Phoenix business owners and residents who have faced “floors soaked with urine and human feces,” “frequent public nudity” and “tinfoil with burnt residue from fentanyl pills strewn all over the sidewalks” have won a second legal victory in a years-long battle over a sprawling homeless encampment dubbed “the Zone.”
The Arizona State Court of Appeals on Tuesday upheld a lower court order from September that required the city of Phoenix to clear the encampment and enforce its own public nuisance laws.
“For more than 85 years, Arizona courts have recognized the authority to hold municipalities liable under state law for public nuisances on lands they own or control,” the appeals court’s decision states.
The decision comes as homelessness has become a major problem in Arizona. State data shows that the number of homeless people increased by 29 percent between January 2020 and January 2023. “Homelessness-related service providers are a growing industry,” according to the Common Sense Institute. It estimates that public agencies and nonprofits spend an estimated $1 billion annually directly on homelessness – or nearly $50,000 per homeless person per year.
In November, Arizona voters will vote on a ballot bill that aims to provide property tax refunds to property owners affected by the government’s lack of enforcement of laws “prohibiting illegal camping, loitering, blocking public roads, begging, urinating or defecating in public, public consumption of alcoholic beverages, and possession or consumption of illegal substances.”
The ruling in Arizona also comes just two months after the Supreme Court’s landmark decision in Grants Pass v.

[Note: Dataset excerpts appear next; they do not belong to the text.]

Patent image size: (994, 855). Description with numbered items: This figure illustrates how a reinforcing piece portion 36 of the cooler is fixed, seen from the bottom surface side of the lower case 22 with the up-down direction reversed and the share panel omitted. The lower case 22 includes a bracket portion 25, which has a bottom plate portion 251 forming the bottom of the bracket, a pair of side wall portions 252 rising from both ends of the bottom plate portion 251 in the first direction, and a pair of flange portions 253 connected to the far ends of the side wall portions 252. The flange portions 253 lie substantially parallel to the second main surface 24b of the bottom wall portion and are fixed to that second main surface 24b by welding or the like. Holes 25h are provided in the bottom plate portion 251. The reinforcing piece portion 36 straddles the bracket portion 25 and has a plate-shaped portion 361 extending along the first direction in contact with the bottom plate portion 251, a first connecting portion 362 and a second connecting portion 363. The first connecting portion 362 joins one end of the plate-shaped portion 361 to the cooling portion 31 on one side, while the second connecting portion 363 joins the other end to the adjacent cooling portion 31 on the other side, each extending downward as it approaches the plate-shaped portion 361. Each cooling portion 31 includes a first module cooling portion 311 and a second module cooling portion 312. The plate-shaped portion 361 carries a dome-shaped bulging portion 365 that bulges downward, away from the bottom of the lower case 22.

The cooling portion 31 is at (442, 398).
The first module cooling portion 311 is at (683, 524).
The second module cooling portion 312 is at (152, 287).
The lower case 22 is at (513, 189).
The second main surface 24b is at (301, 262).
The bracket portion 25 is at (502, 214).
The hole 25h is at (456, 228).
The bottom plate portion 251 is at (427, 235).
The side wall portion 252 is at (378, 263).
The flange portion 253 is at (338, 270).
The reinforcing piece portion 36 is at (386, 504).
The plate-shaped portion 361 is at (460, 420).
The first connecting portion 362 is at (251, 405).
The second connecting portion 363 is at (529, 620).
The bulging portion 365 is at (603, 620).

Johnson, in which the majority held that a city enforcing its public camping ordinances cannot be considered “cruel and unusual” punishment – although the state ruling did not apply to the Grants Pass Verdict.
In the Phoenix case, Maricopa County Superior Court Judge Scott Blaney ruled in September in favor of property owners suing the city, finding that city officials “have both caused and perpetuated the dire situation currently existing in the zone by failing and, in some cases, refusing to enforce law enforcement and quality of life laws in the zone.”
That ruling found that the zone had become a “biohazard” because “human waste, food scraps and garbage” were being dumped on the streets, “homeless people defecate and urinate in the open,” and property owners “are forced to clean up the human waste every day.” In addition to fire hazards, prostitution, public nudity and public “sex acts” in the zone, the court noted that there were “used needles” and that “pieces of aluminum foil contaminated with fentanyl were flying around in the wind and coming into contact with residents, business owners, their employees and even their children.”
Although the city ultimately followed the judge’s order to clean up the zone, it appealed the ruling, arguing, among other things, that the injunction violated “the autonomy of local government to address homelessness.” The appeals court found this week that “the city has failed to show how requiring a municipality to remove a public nuisance on property it owns and controls and prohibiting it from maintaining a public nuisance on that property impermissibly interferes with that municipality’s autonomy or will.”
In response to the loss of their appeal, a city official told the Sun that there is a rest stop near the former zone that provides assistance to the homeless, but at the same time advises them that camping is “no longer permitted.”
“The City of Phoenix has prioritized the creation of more indoor shelters than ever before in recent years,” the representative says, noting that in addition to the 1,074 beds in the previous two years, an additional 200 beds will be added as early as 2024.
Goldwater Institute Vice President for Legal Affairs Timothy Sandefur, who filed briefs in support of property owners affected by the zone, welcomed the appeals court’s ruling.
He said it was a “reminder that government is not above the law” and that “it has an obligation to enforce the law impartially to protect hard-working taxpayers whose rights are at risk when city officials choose to simply ignore their responsibility to enforce the law.”